Der Fußball-Weltverband FIFA verzichtet auf seine umstrittenen Pläne, Anteile an der Vermarktung von Weltmeisterschaften an private Investoren zu verkaufen. FIFA-Präsident Gianni Infantino erklärte am Freitagabend nach anhaltender Kritik aus Sport und Politik das offizielle Ende des Projekts. Mit diesem Schritt wendet die FIFA eine drohende Zerreißprobe im Weltfußball ab, nachdem mehrere Kontinentalverbände bereits mit einem geschlossenen Boykott künftiger Turniere gedroht hatten.
- FIFA-Präsident Gianni Infantino storniert das Investorenprojekt „FIFA Forward Enterprise“.
- Der geplante Verkauf von rund 20 Prozent der Anteile sollte bis zu 4,2 Milliarden US-Dollar einbringen.
- Die Kontinentalverbände UEFA, CONCACAF und AFC drohten mit einer geschlossenen Ablehnung.
- Intern führten die Pläne zum Rücktritt von Senior-Berater Carlos Cordeiro und öffentlicher Kritik von Vorstandsmitgliedern.

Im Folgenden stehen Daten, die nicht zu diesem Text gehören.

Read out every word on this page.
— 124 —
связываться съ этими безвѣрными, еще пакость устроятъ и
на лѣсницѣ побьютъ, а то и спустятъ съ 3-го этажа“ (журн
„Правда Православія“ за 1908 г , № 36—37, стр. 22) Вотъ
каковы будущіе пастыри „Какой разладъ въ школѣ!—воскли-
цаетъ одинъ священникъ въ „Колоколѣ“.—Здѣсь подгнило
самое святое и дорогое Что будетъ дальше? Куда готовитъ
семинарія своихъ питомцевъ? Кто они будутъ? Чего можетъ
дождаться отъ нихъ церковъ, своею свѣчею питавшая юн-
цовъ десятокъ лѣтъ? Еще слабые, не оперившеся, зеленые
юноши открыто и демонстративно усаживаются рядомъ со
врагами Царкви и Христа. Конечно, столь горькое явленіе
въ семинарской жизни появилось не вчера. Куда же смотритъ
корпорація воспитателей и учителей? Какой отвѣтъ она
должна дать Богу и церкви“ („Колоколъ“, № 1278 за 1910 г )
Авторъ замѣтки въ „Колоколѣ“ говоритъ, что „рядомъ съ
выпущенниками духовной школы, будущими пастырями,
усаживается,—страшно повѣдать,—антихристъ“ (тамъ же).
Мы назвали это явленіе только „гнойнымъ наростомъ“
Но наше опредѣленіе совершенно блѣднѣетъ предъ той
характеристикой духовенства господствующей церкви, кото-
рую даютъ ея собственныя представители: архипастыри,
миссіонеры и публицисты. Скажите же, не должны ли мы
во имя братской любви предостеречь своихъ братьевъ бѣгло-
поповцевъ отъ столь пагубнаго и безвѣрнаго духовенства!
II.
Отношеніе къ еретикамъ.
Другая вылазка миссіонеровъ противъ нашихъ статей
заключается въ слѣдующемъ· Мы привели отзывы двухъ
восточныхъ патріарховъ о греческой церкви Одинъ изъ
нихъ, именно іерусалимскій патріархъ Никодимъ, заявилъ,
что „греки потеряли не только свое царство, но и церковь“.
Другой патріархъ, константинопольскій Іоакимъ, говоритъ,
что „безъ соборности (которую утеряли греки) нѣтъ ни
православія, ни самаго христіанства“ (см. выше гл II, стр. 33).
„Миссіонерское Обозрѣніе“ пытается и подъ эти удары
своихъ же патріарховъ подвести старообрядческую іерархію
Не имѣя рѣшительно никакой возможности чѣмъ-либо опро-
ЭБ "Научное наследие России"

Der gescheiterte Milliarden-Plan von FIFA Forward Enterprise
Das erst wenige Tage zuvor angekündigte Vorhaben sah vor, eine neue Tochtergesellschaft namens „FIFA Forward Enterprise“ (FFE) zu gründen. In diesem Unternehmen sollten die kommerziellen Rechte an Wettbewerben wie der Männer- und Frauen-WM sowie der Klub-WM gebündelt werden. Durch den Verkauf einer Minderheitsbeteiligung von etwa 20 Prozent wollte der Weltverband bis zu 4,2 Milliarden US-Dollar (rund 3,9 Milliarden Euro) einnehmen, was dem neuen Geschäftsbereich eine Gesamtbewertung von 20 Milliarden US-Dollar eingebracht hätte. Unter den kontaktierten Geldgebern befand sich Berichten zufolge unter anderem die Investmentfirma Thrive Capital von Joshua Kushner.
Infantino argumentierte, die Einnahmen sollten schwächeren Mitgliedsverbänden weltweit zugutekommen, stieß damit jedoch auf fundamentale Bedenken hinsichtlich einer weitergehenden Kommerzialisierung des Sports.
Als Dachverband finanziert sich die FIFA üblicherweise aus den Einnahmen großer Turniere und verteilt einen Großteil der Gelder zur Sportförderung an ihre weltweiten Mitglieder. Die direkte Beteiligung privater Finanzinvestoren an den Herzstücken des Verbandsgeschäfts hätte eine historische Kehrtwende in der Struktur des internationalen Fußballs bedeutet.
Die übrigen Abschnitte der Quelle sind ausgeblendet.